Figure 7: Modal weighting coefficient of the antenna construction.


The manufactured antenna is illustrated in Figure 6. The radiation arrangement have been simulated in full-wave simulator ANSYS HFSS 18.0 and additionally calculated in an anechoic chamber at variable frequencies. The simulated and calculated results are illustrated in Figure 8 with good acceptance.


Figure 8: Simulated and calculated results. (a): Return loss; (b): Income and efficacy.

Additionally, it can be noticed from Figures 7 and 8(a) and 8(b) that the dual-mode wideband procedure of return loss coincides to the efficient stimulation of the 2 main modes. The calculated -10 dB impedance bandwidth is around 30% (4.89-6.62 GHz), through which the calculated peak income achieves from 6.96 to 8.21 dBi and the simulated radiation efficacy is more than 90%. Normalized radiation arrangements are shown in Figure 9(a) and 9(b) for 5 GHz, Figure 9(c) and 9(d) for 6.5 GHz.


Figure 9: Radiation arrangements. (a): 5 GHz for x-z plane; (b): 5 GHz for y-z plane; (c): 6.5 GHz for x-z plane; (d): 6.5 GHz for y-z plane.

Furthermore, the cross-polarization levels are lower than 18 dB across the bandwidth because of the inhibition of unwanted modes as shown in the characteristic mode analysis procedure. The correlation of the act of the suggested antenna and several other linearly polarized metasurface antennas are illustrated in Table 2.

Antenna structures Size (λ03) -10 dB |S11| BW (%) Efficiency Boresight gain (dBi)
Ref (5)
Ref (11)
Ref (14)
Ref (21)
Suggested antenna
1.1 × 1.1 × 0.061
0.88 × 0.88 × 0.069
1.05 × 1.05 × 0.06
0.72 × 0.72 × 0.075
0.95 × 0.95 × 0.057

Table 2. Correlation of the act of the suggested antenna and novel dual-layer wideband patch antennas utilizing metasurface.

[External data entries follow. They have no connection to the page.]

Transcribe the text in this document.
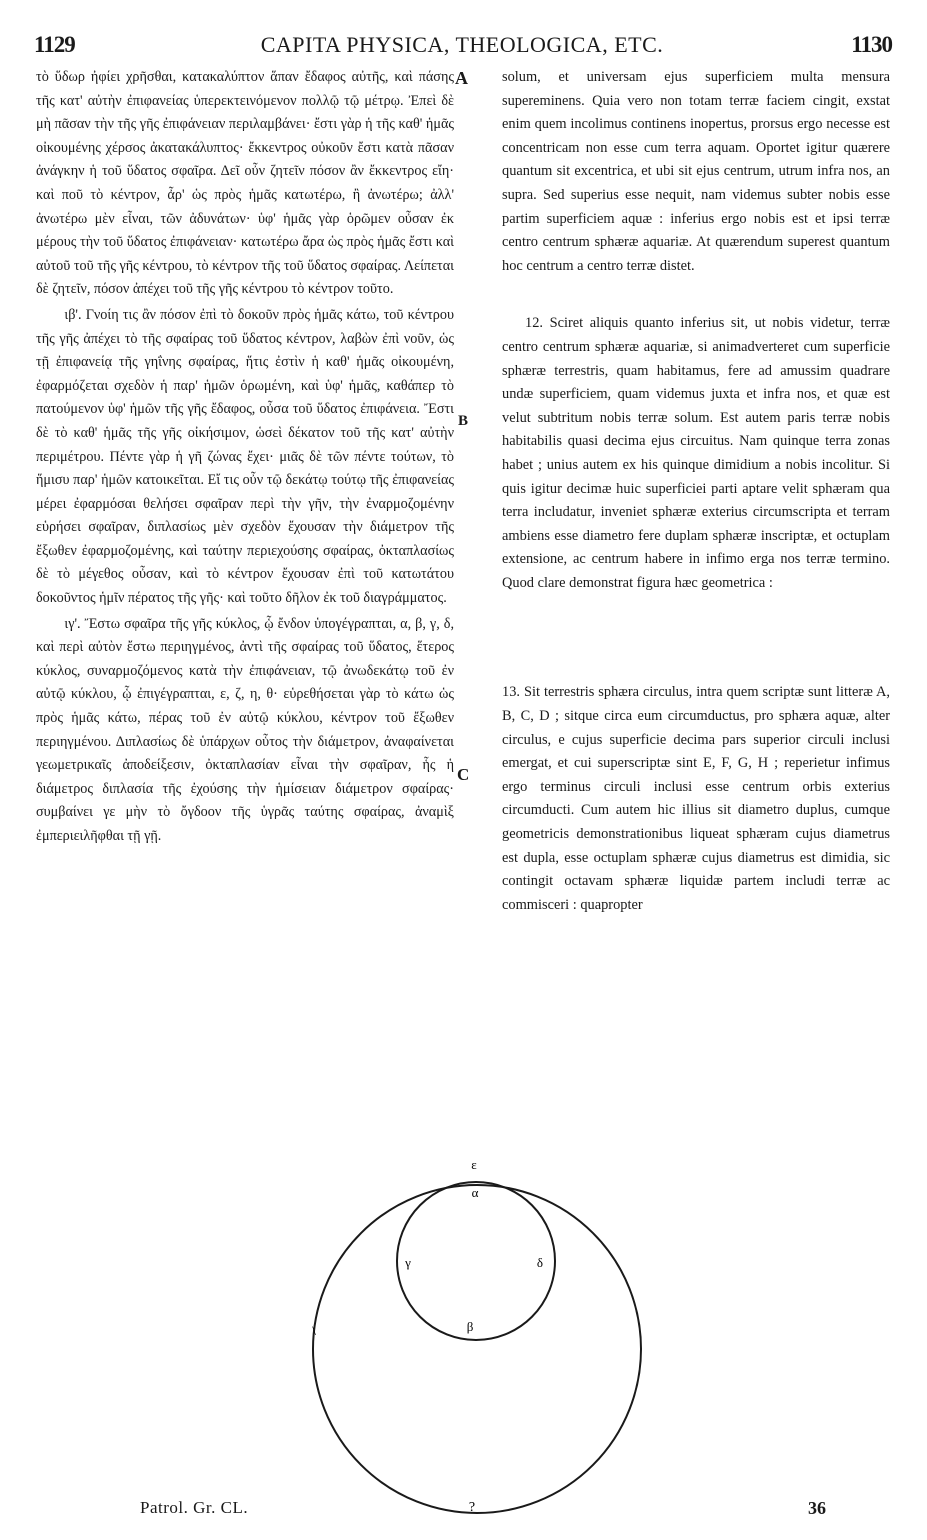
1129	CAPITA PHYSICA, THEOLOGICA, ETC.	1130

τὸ ὕδωρ ἠφίει χρῆσθαι, κατακαλύπτον ἅπαν ἔδαφος αὐτῆς, καὶ πάσης τῆς κατ' αὐτὴν ἐπιφανείας ὑπερεκτεινόμενον πολλῷ τῷ μέτρῳ. Ἐπεὶ δὲ μὴ πᾶσαν τὴν τῆς γῆς ἐπιφάνειαν περιλαμβάνει· ἔστι γὰρ ἡ τῆς καθ' ἡμᾶς οἰκουμένης χέρσος ἀκατακάλυπτος· ἔκκεντρος οὐκοῦν ἔστι κατὰ πᾶσαν ἀνάγκην ἡ τοῦ ὕδατος σφαῖρα. Δεῖ οὖν ζητεῖν πόσον ἂν ἔκκεντρος εἴη· καὶ ποῦ τὸ κέντρον, ἆρ' ὡς πρὸς ἡμᾶς κατωτέρω, ἢ ἀνωτέρω; ἀλλ' ἀνωτέρω μὲν εἶναι, τῶν ἀδυνάτων· ὑφ' ἡμᾶς γὰρ ὁρῶμεν οὖσαν ἐκ μέρους τὴν τοῦ ὕδατος ἐπιφάνειαν· κατωτέρω ἄρα ὡς πρὸς ἡμᾶς ἔστι καὶ αὐτοῦ τοῦ τῆς γῆς κέντρου, τὸ κέντρον τῆς τοῦ ὕδατος σφαίρας. Λείπεται δὲ ζητεῖν, πόσον ἀπέχει τοῦ τῆς γῆς κέντρου τὸ κέντρον τοῦτο.

ιβ'. Γνοίη τις ἂν πόσον ἐπὶ τὸ δοκοῦν πρὸς ἡμᾶς κάτω, τοῦ κέντρου τῆς γῆς ἀπέχει τὸ τῆς σφαίρας τοῦ ὕδατος κέντρον, λαβὼν ἐπὶ νοῦν, ὡς τῇ ἐπιφανείᾳ τῆς γηΐνης σφαίρας, ἥτις ἐστὶν ἡ καθ' ἡμᾶς οἰκουμένη, ἐφαρμόζεται σχεδὸν ἡ παρ' ἡμῶν ὁρωμένη, καὶ ὑφ' ἡμᾶς, καθάπερ τὸ πατούμενον ὑφ' ἡμῶν τῆς γῆς ἔδαφος, οὖσα τοῦ ὕδατος ἐπιφάνεια. Ἔστι δὲ τὸ καθ' ἡμᾶς τῆς γῆς οἰκήσιμον, ὡσεὶ δέκατον τοῦ τῆς κατ' αὐτὴν περιμέτρου. Πέντε γὰρ ἡ γῆ ζώνας ἔχει· μιᾶς δὲ τῶν πέντε τούτων, τὸ ἥμισυ παρ' ἡμῶν κατοικεῖται. Εἴ τις οὖν τῷ δεκάτῳ τούτῳ τῆς ἐπιφανείας μέρει ἐφαρμόσαι θελήσει σφαῖραν περὶ τὴν γῆν, τὴν ἐναρμοζομένην εὑρήσει σφαῖραν, διπλασίως μὲν σχεδὸν ἔχουσαν τὴν διάμετρον τῆς ἔξωθεν ἐφαρμοζομένης, καὶ ταύτην περιεχούσης σφαίρας, ὀκταπλασίως δὲ τὸ μέγεθος οὖσαν, καὶ τὸ κέντρον ἔχουσαν ἐπὶ τοῦ κατωτάτου δοκοῦντος ἡμῖν πέρατος τῆς γῆς· καὶ τοῦτο δῆλον ἐκ τοῦ διαγράμματος.

ιγ'. Ἔστω σφαῖρα τῆς γῆς κύκλος, ᾧ ἔνδον ὑπογέγραπται, α, β, γ, δ, καὶ περὶ αὐτὸν ἔστω περιηγμένος, ἀντὶ τῆς σφαίρας τοῦ ὕδατος, ἕτερος κύκλος, συναρμοζόμενος κατὰ τὴν ἐπιφάνειαν, τῷ ἀνωδεκάτῳ τοῦ ἐν αὐτῷ κύκλου, ᾧ ἐπιγέγραπται, ε, ζ, η, θ· εὑρεθήσεται γὰρ τὸ κάτω ὡς πρὸς ἡμᾶς κάτω, πέρας τοῦ ἐν αὐτῷ κύκλου, κέντρον τοῦ ἔξωθεν περιηγμένου. Διπλασίως δὲ ὑπάρχων οὗτος τὴν διάμετρον, ἀναφαίνεται γεωμετρικαῖς ἀποδείξεσιν, ὀκταπλασίαν εἶναι τὴν σφαῖραν, ἧς ἡ διάμετρος διπλασία τῆς ἐχούσης τὴν ἡμίσειαν διάμετρον σφαίρας· συμβαίνει γε μὴν τὸ ὄγδοον τῆς ὑγρᾶς ταύτης σφαίρας, ἀναμὶξ ἐμπεριειλῆφθαι τῇ γῇ.

A
B
C

solum, et universam ejus superficiem multa mensura supereminens. Quia vero non totam terræ faciem cingit, exstat enim quem incolimus continens inopertus, prorsus ergo necesse est concentricam non esse cum terra aquam. Oportet igitur quærere quantum sit excentrica, et ubi sit ejus centrum, utrum infra nos, an supra. Sed superius esse nequit, nam videmus subter nobis esse partim superficiem aquæ : inferius ergo nobis est et ipsi terræ centro centrum sphæræ aquariæ. At quærendum superest quantum hoc centrum a centro terræ distet.

12. Sciret aliquis quanto inferius sit, ut nobis videtur, terræ centro centrum sphæræ aquariæ, si animadverteret cum superficie sphæræ terrestris, quam habitamus, fere ad amussim quadrare undæ superficiem, quam videmus juxta et infra nos, et quæ est velut subtritum nobis terræ solum. Est autem paris terræ nobis habitabilis quasi decima ejus circuitus. Nam quinque terra zonas habet ; unius autem ex his quinque dimidium a nobis incolitur. Si quis igitur decimæ huic superficiei parti aptare velit sphæram qua terra includatur, inveniet sphæræ exterius circumscripta et terram ambiens esse diametro fere duplam sphæræ inscriptæ, et octuplam extensione, ac centrum habere in infimo erga nos terræ termino. Quod clare demonstrat figura hæc geometrica :

13. Sit terrestris sphæra circulus, intra quem scriptæ sunt litteræ A, B, C, D ; sitque circa eum circumductus, pro sphæra aquæ, alter circulus, e cujus superficie decima pars superior circuli inclusi emergat, et cui superscriptæ sint E, F, G, H ; reperietur infimus ergo terminus circuli inclusi esse centrum orbis exterius circumducti. Cum autem hic illius sit diametro duplus, cumque geometricis demonstrationibus liqueat sphæram cujus diametrus est dupla, esse octuplam sphæræ cujus diametrus est dimidia, sic contingit octavam sphæræ liquidæ partem includi terræ ac commisceri : quapropter

ε
\
?
α
γ	δ
β
Patrol. Gr. CL.	36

A broadband low-profile linearly polarized patch antenna utilizing metasurface for 5- GHz WiFi procedure has been introduced examined and analytically substantiated. The adopted coaxial probe supplier is simple to manufacture and match. CMA of the antenna construction has presented a good interpretation and description of the mechanism of action involving wideband procedure and the radiation peculiarity. The characteristic mode analysis is procedure can additionally be protracted to other patch antenna utilizing the coaxial probe feed.